Castleman's Disease is a rare disorder characterized by non-cancerous tumors that may develop in the lymph node tissue at a single site or throughout the body.
Patient story and scientific information on Castleman's in Science Magazine, Vol. 353, Pages 212-215, 2016.
Thank you VERY much!
Mine was diagnosed when they removed the entire tumour, I think thats the only way to diagnose, before that, they thought it was a nerve sheath tumour, they ruled that out and then thought it was lymphoma, right up until my results came back. Have you spoken to Jim johnstone? he can put you in touch with any experts in your area or nearest, they can diagnose you if your current place cannot.
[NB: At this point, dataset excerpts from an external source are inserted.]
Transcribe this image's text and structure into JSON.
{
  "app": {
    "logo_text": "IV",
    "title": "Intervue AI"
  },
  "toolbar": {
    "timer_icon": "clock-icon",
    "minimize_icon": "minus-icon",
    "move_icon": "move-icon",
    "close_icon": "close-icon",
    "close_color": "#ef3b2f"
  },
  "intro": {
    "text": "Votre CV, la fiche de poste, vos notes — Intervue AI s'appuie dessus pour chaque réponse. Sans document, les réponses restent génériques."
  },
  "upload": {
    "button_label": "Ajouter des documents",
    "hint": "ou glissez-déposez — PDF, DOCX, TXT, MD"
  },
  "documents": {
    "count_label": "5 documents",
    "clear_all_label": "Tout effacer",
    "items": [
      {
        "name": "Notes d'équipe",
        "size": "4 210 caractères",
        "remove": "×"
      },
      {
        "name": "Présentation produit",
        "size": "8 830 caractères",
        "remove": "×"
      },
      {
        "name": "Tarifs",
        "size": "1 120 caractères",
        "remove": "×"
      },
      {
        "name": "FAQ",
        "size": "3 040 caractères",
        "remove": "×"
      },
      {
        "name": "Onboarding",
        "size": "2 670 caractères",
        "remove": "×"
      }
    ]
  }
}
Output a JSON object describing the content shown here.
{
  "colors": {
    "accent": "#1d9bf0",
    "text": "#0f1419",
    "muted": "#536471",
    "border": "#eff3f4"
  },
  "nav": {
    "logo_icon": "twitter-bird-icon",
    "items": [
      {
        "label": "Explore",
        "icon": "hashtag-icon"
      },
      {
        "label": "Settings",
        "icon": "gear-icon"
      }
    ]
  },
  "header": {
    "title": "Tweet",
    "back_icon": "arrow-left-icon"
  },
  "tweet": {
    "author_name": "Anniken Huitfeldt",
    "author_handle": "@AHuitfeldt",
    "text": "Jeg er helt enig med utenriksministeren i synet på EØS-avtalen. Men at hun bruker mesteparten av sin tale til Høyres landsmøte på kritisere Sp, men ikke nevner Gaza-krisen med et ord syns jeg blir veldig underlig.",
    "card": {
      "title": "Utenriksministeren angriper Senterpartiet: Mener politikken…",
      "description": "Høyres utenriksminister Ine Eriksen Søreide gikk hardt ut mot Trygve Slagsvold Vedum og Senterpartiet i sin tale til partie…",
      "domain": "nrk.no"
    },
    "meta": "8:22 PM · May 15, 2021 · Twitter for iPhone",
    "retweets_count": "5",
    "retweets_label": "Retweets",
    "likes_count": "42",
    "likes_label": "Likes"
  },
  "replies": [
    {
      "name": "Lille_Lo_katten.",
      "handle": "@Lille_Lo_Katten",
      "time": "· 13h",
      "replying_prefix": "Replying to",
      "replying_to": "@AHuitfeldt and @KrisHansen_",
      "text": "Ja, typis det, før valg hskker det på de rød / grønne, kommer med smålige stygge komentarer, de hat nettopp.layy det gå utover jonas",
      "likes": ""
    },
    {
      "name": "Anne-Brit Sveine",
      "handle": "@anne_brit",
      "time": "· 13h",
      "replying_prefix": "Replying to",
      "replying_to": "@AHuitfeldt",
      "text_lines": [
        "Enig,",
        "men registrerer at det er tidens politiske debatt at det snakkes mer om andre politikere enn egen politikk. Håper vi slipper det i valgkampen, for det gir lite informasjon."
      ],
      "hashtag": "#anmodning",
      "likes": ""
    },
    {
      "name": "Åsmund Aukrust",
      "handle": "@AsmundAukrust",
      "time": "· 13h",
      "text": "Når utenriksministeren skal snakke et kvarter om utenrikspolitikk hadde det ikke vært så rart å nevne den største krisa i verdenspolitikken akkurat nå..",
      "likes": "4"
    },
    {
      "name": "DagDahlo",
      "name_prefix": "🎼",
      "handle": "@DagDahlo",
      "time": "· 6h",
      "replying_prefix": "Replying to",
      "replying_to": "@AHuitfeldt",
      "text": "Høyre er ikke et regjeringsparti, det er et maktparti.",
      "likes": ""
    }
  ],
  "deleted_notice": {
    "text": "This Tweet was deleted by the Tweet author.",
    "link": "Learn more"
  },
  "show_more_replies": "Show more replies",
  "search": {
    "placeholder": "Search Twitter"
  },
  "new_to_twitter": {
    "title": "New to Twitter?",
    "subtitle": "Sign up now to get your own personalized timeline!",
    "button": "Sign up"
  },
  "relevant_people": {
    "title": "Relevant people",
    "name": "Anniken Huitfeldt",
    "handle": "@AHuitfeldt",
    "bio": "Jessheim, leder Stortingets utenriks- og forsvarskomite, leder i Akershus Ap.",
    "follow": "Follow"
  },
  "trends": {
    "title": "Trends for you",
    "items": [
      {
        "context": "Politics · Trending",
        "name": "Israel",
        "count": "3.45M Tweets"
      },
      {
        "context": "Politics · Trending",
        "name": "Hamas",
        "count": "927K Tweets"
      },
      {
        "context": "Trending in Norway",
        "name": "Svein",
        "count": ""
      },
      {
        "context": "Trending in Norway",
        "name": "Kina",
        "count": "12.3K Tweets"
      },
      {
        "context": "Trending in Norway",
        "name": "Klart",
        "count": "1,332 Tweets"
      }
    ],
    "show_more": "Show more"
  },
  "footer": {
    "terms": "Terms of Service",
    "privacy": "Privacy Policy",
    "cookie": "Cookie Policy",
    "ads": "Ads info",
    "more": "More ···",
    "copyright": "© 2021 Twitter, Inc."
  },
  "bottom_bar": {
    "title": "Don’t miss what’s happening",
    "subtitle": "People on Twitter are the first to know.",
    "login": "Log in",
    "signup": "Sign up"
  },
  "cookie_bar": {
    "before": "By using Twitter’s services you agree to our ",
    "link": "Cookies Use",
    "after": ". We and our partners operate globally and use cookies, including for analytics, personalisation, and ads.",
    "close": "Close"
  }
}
Do you use FB? this is pretty active International Castlemans Disease Organization https://www.facebook.com/groups/48343887930/ also https://www.facebook.com/care4castlemans and the web page which Jim runs, he is very active on FB http://castlemans.org/
I really think I do, yet the Dr.'s haven't said it in cement yet. I have very large lymph nodes in my chest, on my neck and jawline and my immune system is wiped out. I'm waiting for results on recent blood work. The dr.'s are finding me very difficult to diagnose. It's worrisome. Hope I don't get lymphoma. Thanks for answering. I had a media stenoscopy last March where they took many samples of the lymph nodes in the chest. It was inconclusive. In September I had a lung biopsy, since I also have a rare lung disease and that's when Castleman's was brought up. They just aren't willing to or have enough proof that that's what it is yet.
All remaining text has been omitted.